Did you run that script to increase the kernel timeout?
> 
>>> 1. What exactly this means. My understanding is that some data has
>>> been lost (or may have been lost) on the drive, but the drive still
>>> has spare sectors to remap things once the failed sectors are written
>>> to. Is that correct?
>>
>>
>> It may also mean that the four sectors at least, have already been remapped
>> ... I'll let the experts confirm. The three pending errors might be where a
>> read has failed but there's not yet been a re-write - and you won't have
>> noticed because the raid dealt with it.
> 
> I'm guessing nothing has been remapped yet, because the
> Reallocated_Sector_Ct and Reallocator_Event_ct are both zero.
> 
>>> 3. Assuming my understanding is correct, and that the sector falls
>>> within the RAID1 partition on the drive, is there some way I can
>>> recover the sectors from the other drive in the RAID1? As a last
>>> resort I imagine I could wipe the suspect drive and then rebuild it
>>> from the good one, but I'm hoping there's something less risky I can
>>> do.
>>
>>
>> Do a scrub? You've got seven errors total, which some people will say "panic
>> on the first error" and others will say "so what, the odd error every now
>> and then is nothing to worry about". The point of a scrub is it will
>> background-scan the entire array, and if it can't read anything, it will
>> re-calculate and re-write it.
> 
> Yes, that sounds like what I need.

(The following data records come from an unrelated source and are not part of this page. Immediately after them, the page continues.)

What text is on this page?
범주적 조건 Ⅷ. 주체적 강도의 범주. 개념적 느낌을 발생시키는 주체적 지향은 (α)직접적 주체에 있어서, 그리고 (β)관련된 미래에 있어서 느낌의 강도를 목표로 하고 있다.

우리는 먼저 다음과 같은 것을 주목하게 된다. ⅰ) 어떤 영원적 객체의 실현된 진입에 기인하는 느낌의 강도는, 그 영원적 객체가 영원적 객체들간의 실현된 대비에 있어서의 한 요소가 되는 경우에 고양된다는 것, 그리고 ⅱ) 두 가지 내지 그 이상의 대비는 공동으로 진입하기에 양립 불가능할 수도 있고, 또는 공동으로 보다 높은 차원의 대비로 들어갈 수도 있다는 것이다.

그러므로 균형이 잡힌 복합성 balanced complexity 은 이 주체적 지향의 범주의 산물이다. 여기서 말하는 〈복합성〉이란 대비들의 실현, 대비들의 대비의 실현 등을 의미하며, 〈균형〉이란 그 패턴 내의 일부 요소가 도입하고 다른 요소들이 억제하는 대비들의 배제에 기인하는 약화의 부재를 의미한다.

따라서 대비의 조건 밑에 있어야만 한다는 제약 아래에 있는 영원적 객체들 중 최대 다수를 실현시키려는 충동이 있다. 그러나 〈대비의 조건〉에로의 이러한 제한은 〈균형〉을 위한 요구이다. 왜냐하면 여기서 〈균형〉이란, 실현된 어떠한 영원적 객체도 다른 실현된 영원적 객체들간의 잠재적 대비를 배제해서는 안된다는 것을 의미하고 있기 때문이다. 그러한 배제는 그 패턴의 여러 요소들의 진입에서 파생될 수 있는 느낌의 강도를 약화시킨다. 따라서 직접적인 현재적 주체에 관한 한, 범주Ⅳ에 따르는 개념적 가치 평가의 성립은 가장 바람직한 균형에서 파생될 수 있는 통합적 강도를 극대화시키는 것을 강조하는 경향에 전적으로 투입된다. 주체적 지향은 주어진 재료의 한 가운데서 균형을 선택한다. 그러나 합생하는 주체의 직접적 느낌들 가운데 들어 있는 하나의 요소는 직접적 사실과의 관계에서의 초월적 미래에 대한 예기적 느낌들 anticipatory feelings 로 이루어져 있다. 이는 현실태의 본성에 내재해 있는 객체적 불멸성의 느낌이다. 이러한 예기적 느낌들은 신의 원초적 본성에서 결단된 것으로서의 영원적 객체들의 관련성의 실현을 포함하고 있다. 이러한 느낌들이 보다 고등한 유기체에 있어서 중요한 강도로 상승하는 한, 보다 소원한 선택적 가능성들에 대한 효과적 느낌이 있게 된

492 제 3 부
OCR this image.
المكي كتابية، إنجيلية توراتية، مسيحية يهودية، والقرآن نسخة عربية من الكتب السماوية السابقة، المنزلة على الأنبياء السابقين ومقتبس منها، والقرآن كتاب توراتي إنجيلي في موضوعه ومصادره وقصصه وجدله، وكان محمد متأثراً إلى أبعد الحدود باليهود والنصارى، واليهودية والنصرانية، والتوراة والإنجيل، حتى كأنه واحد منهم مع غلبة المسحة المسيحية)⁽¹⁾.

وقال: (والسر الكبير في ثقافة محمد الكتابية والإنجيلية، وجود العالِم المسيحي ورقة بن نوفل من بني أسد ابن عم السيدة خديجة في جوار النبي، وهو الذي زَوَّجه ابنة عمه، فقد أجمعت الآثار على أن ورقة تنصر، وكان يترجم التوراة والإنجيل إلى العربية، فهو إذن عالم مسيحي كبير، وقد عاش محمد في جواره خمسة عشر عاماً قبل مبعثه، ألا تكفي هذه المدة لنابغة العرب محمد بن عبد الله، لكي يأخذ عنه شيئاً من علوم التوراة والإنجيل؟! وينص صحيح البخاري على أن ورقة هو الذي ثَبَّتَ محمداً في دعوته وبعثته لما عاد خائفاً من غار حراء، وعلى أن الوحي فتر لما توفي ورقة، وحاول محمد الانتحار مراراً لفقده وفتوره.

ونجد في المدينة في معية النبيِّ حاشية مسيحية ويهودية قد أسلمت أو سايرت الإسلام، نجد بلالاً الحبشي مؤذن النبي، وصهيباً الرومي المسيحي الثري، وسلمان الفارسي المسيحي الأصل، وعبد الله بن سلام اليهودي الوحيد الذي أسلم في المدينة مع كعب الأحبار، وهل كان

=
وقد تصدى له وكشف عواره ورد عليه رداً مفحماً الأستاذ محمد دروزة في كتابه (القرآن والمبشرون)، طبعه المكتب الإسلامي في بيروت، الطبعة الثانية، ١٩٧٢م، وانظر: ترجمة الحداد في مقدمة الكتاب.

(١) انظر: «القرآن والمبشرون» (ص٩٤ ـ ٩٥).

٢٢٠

Thanks to Google I found
> /usr/share/mdadm/checkarray to trigger this. It still has a few hours
> to go, but now the bad drive has pending sectors == 65535 (which is
> suspiciously power-of-two and I assume means it's actually higher and
> is being clamped), and /sys/block/md0/md/mismatch_cnt is currently at
> 1408. If scrubbing is supposed to rewrite on failed reads I would have
> expected pending sectors to go down rather than up, so I'm not sure
> what's happening.
> 
Ummm....

Sounds like that drive could need replacing. I'd get a new drive and do
that as soon as possible - use the --replace option of mdadm - don't
fail the old drive and add the new. Dunno where you're based, but 5mins
on the internet ordering a new drive is probably time well spent.

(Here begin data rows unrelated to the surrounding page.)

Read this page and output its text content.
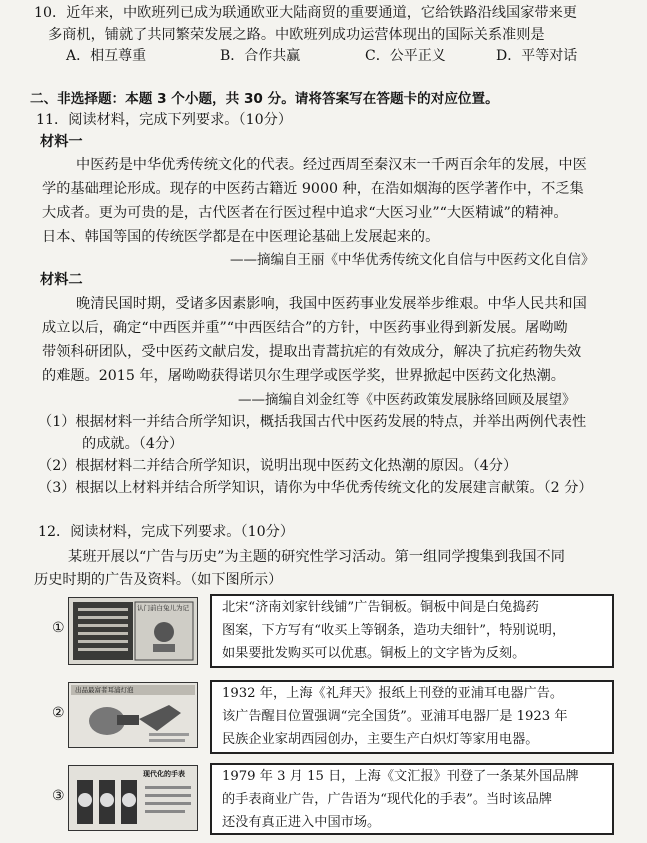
10．近年来，中欧班列已成为联通欧亚大陆商贸的重要通道，它给铁路沿线国家带来更
多商机，铺就了共同繁荣发展之路。中欧班列成功运营体现出的国际关系准则是
A．相互尊重	B．合作共赢	C．公平正义	D．平等对话
二、非选择题：本题 3 个小题，共 30 分。请将答案写在答题卡的对应位置。
11．阅读材料，完成下列要求。（10分）
材料一
中医药是中华优秀传统文化的代表。经过西周至秦汉末一千两百余年的发展，中医
学的基础理论形成。现存的中医药古籍近 9000 种，在浩如烟海的医学著作中，不乏集
大成者。更为可贵的是，古代医者在行医过程中追求“大医习业”“大医精诚”的精神。
日本、韩国等国的传统医学都是在中医理论基础上发展起来的。
——摘编自王丽《中华优秀传统文化自信与中医药文化自信》
材料二
晚清民国时期，受诸多因素影响，我国中医药事业发展举步维艰。中华人民共和国
成立以后，确定“中西医并重”“中西医结合”的方针，中医药事业得到新发展。屠呦呦
带领科研团队，受中医药文献启发，提取出青蒿抗疟的有效成分，解决了抗疟药物失效
的难题。2015 年，屠呦呦获得诺贝尔生理学或医学奖，世界掀起中医药文化热潮。
——摘编自刘金红等《中医药政策发展脉络回顾及展望》
（1）根据材料一并结合所学知识，概括我国古代中医药发展的特点，并举出两例代表性
的成就。（4分）
（2）根据材料二并结合所学知识，说明出现中医药文化热潮的原因。（4分）
（3）根据以上材料并结合所学知识，请你为中华优秀传统文化的发展建言献策。（2 分）
12．阅读材料，完成下列要求。（10分）
某班开展以“广告与历史”为主题的研究性学习活动。第一组同学搜集到我国不同
历史时期的广告及资料。（如下图所示）
①
认门前白兔儿为记	北宋“济南刘家针线铺”广告铜板。铜板中间是白兔捣药
图案，下方写有“收买上等钢条，造功夫细针”，特别说明，
如果要批发购买可以优惠。铜板上的文字皆为反刻。
②
出品最富者耳浦灯泡	1932 年，上海《礼拜天》报纸上刊登的亚浦耳电器广告。
该广告醒目位置强调“完全国货”。亚浦耳电器厂是 1923 年
民族企业家胡西园创办，主要生产白炽灯等家用电器。
③
现代化的手表	1979 年 3 月 15 日，上海《文汇报》刊登了一条某外国品牌
的手表商业广告，广告语为“现代化的手表”。当时该品牌
还没有真正进入中国市场。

Note that Seagate Barracudas don't have the best of reputations if
they're the drive you've already got, and the 3TB drives are best
avoided. Sod's law, I've got two of them ...

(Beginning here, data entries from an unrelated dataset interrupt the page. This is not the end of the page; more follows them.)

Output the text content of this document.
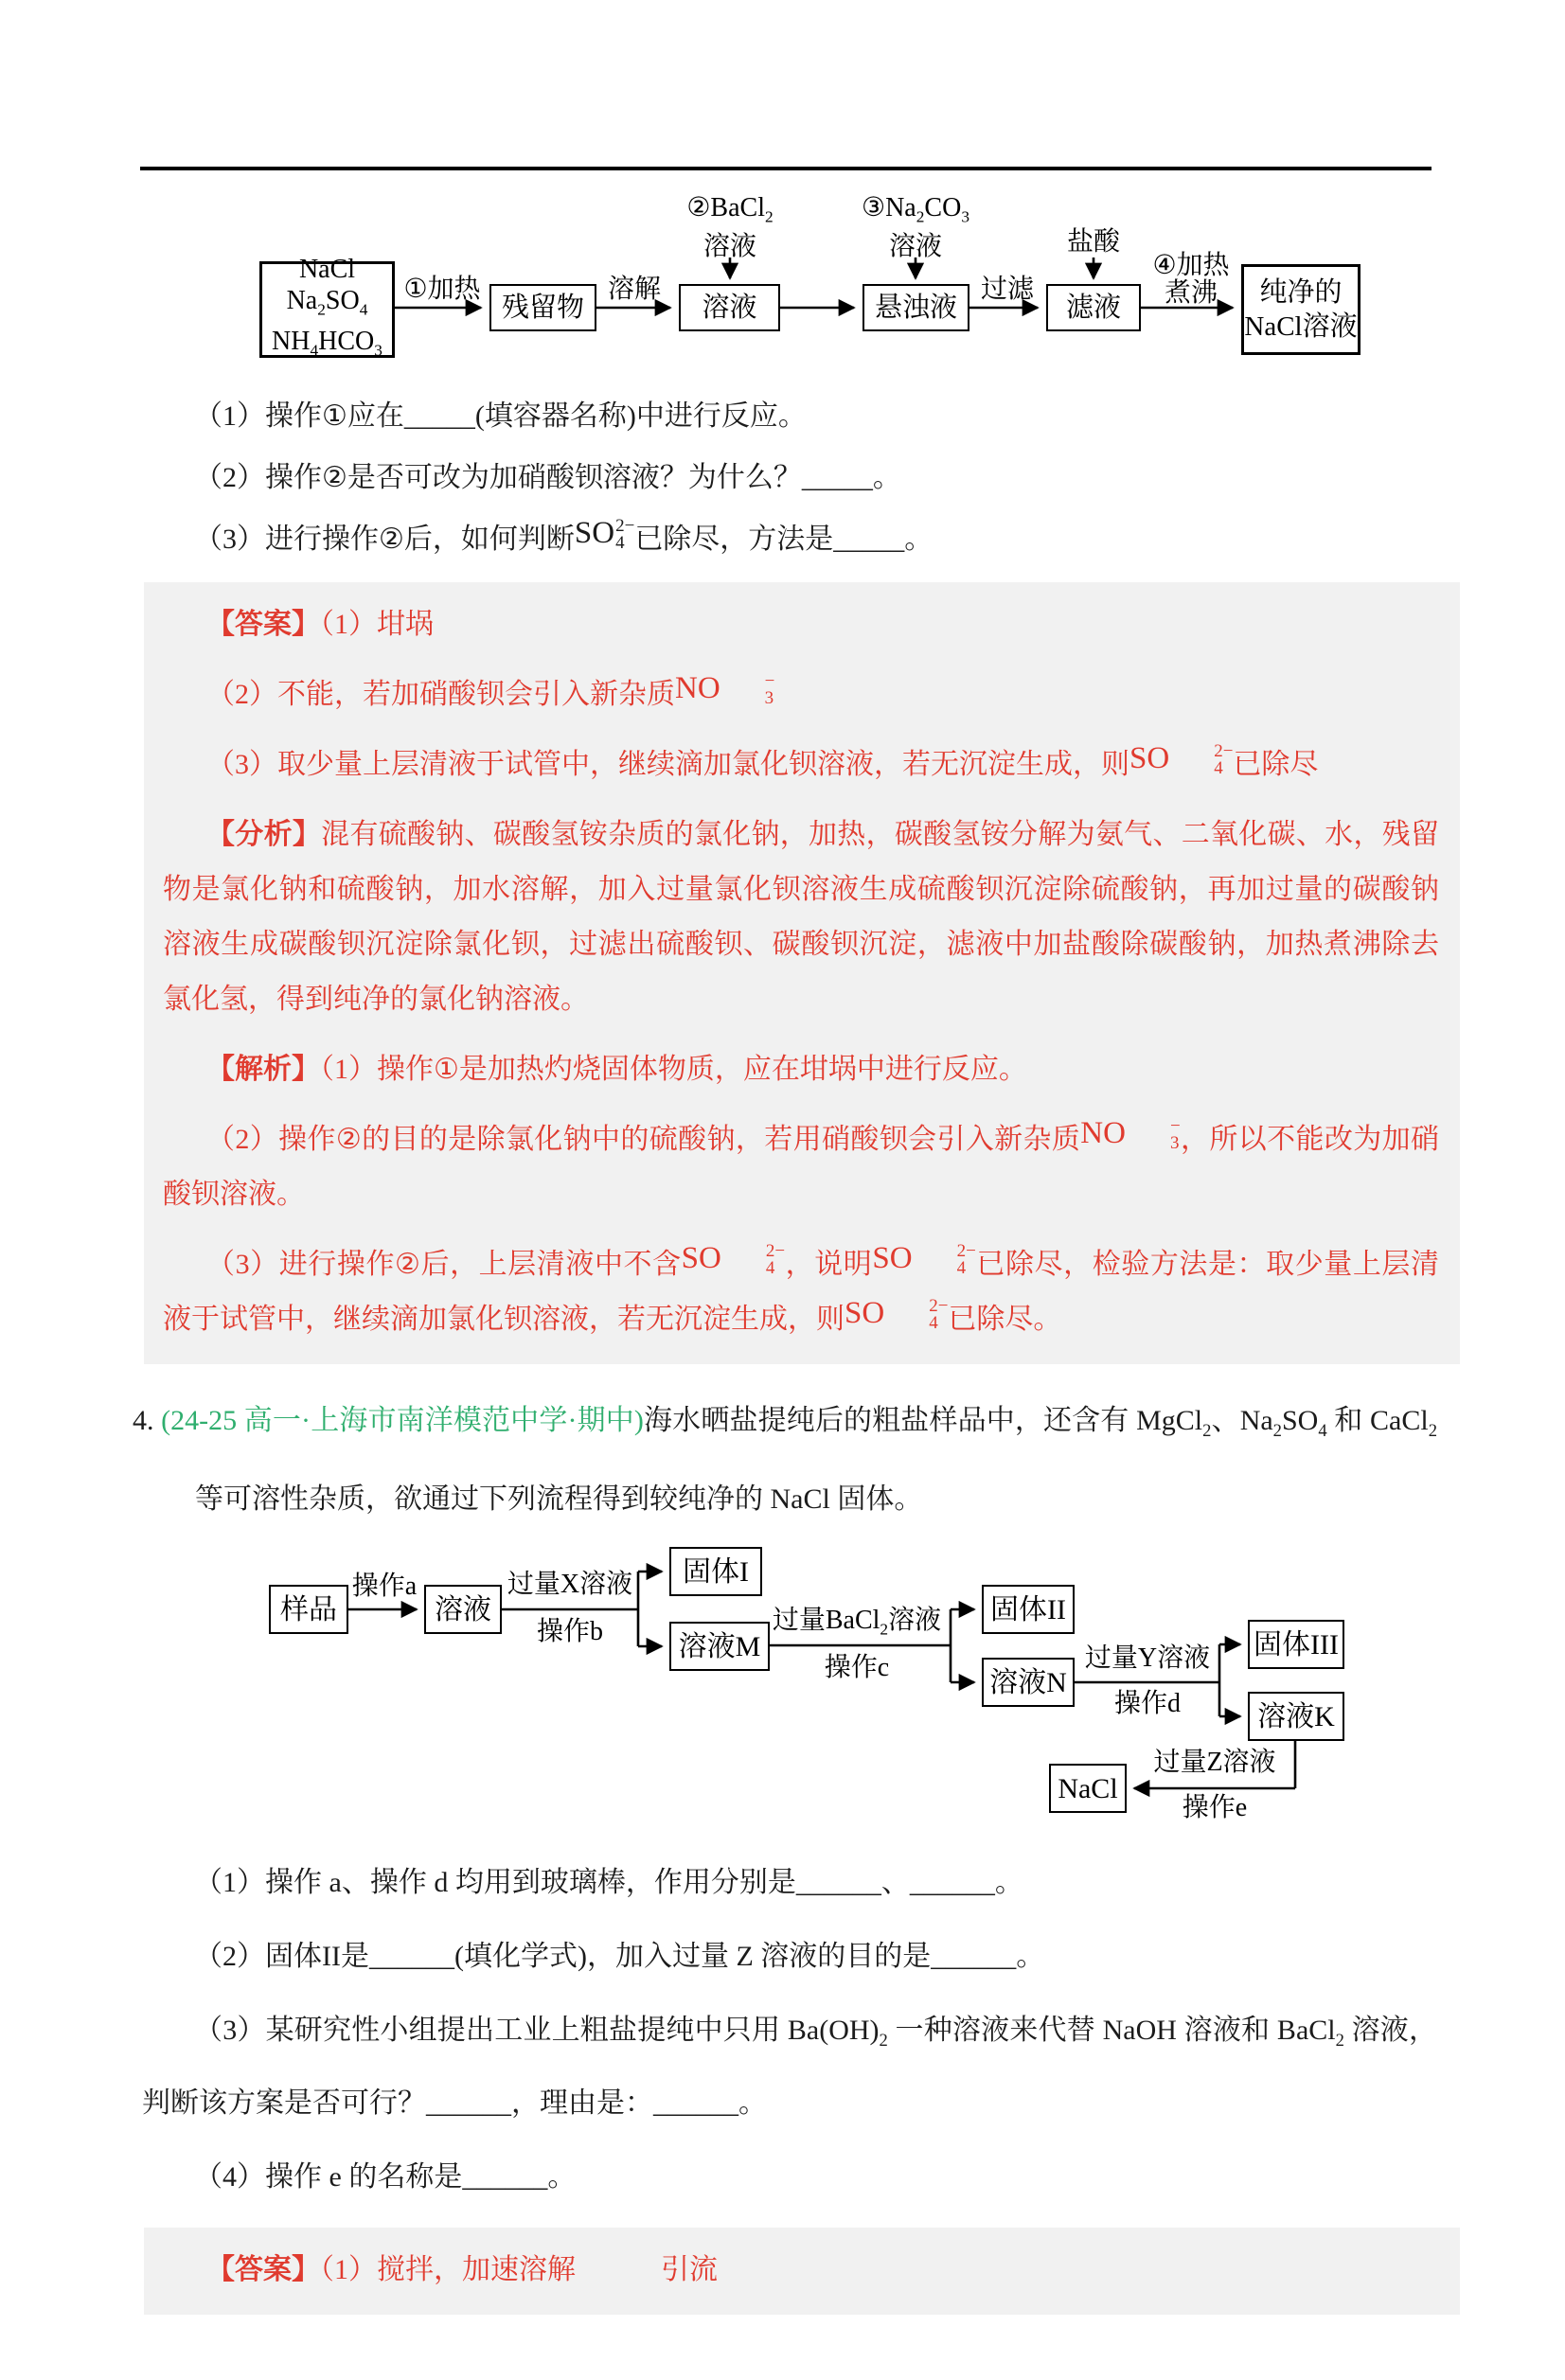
NaCl
$Na_2SO_4$
$NH_4HCO_3$
①加热
残留物
溶解
溶液
②BaCl$_2$
溶液
悬浊液
$③Na_2CO_3$
溶液
过滤
滤液
盐酸
④加热
煮沸	纯净的
NaCl溶液

（1）操作①应在_____(填容器名称)中进行反应。

（2）操作②是否可改为加硝酸钡溶液？为什么？_____。

（3）进行操作②后，如何判断SO 2−
4 已除尽，方法是_____。

【答案】（1）坩埚

（2）不能，若加硝酸钡会引入新杂质NO	−
3

（3）取少量上层清液于试管中，继续滴加氯化钡溶液，若无沉淀生成，则SO	2−
4 已除尽

【分析】混有硫酸钠、碳酸氢铵杂质的氯化钠，加热，碳酸氢铵分解为氨气、二氧化碳、水，残留物是氯化钠和硫酸钠，加水溶解，加入过量氯化钡溶液生成硫酸钡沉淀除硫酸钠，再加过量的碳酸钠溶液生成碳酸钡沉淀除氯化钡，过滤出硫酸钡、碳酸钡沉淀，滤液中加盐酸除碳酸钠，加热煮沸除去氯化氢，得到纯净的氯化钠溶液。

【解析】（1）操作①是加热灼烧固体物质，应在坩埚中进行反应。

（2）操作②的目的是除氯化钠中的硫酸钠，若用硝酸钡会引入新杂质NO	−
3 ，所以不能改为加硝酸钡溶液。

（3）进行操作②后，上层清液中不含SO	2−
4 ，说明SO	2−
4 已除尽，检验方法是：取少量上层清液于试管中，继续滴加氯化钡溶液，若无沉淀生成，则SO	2−
4 已除尽。

4. (24-25 高一·上海市南洋模范中学·期中)海水晒盐提纯后的粗盐样品中，还含有 MgCl$_2$、$Na_2SO_4$ 和 CaCl$_2$ 等可溶性杂质，欲通过下列流程得到较纯净的 NaCl 固体。

样品
操作a
溶液
过量X溶液
操作b
固体I
溶液M
过量BaCl$_2$溶液
操作c
固体II
溶液N
过量Y溶液
操作d
固体III
溶液K
过量Z溶液
操作e
NaCl

（1）操作 a、操作 d 均用到玻璃棒，作用分别是______、______。

（2）固体II是______(填化学式)，加入过量 Z 溶液的目的是______。

（3）某研究性小组提出工业上粗盐提纯中只用 $Ba(OH)_2$ 一种溶液来代替 NaOH 溶液和 BaCl$_2$ 溶液，判断该方案是否可行？______，理由是：______。

（4）操作 e 的名称是______。

【答案】（1）搅拌，加速溶解　　　引流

Advice I always give ... if you're getting new drives, always consider
increasing capacity. I don't know what size your current drives are, but
look at prices of drives a bit larger than what they are, and is it
worth paying the extra?

If you do get bigger drives, there's nothing stopping you making the
paritions on it bigger before you add them in to the array. It'll be
wasted space until you increase the size of all the drives, but once
you've replaced both drives, you can use mdadm to increase the array
size. I don't know about LUKS, but I would expect you can grow that, and
then you can expand your data partitions within that.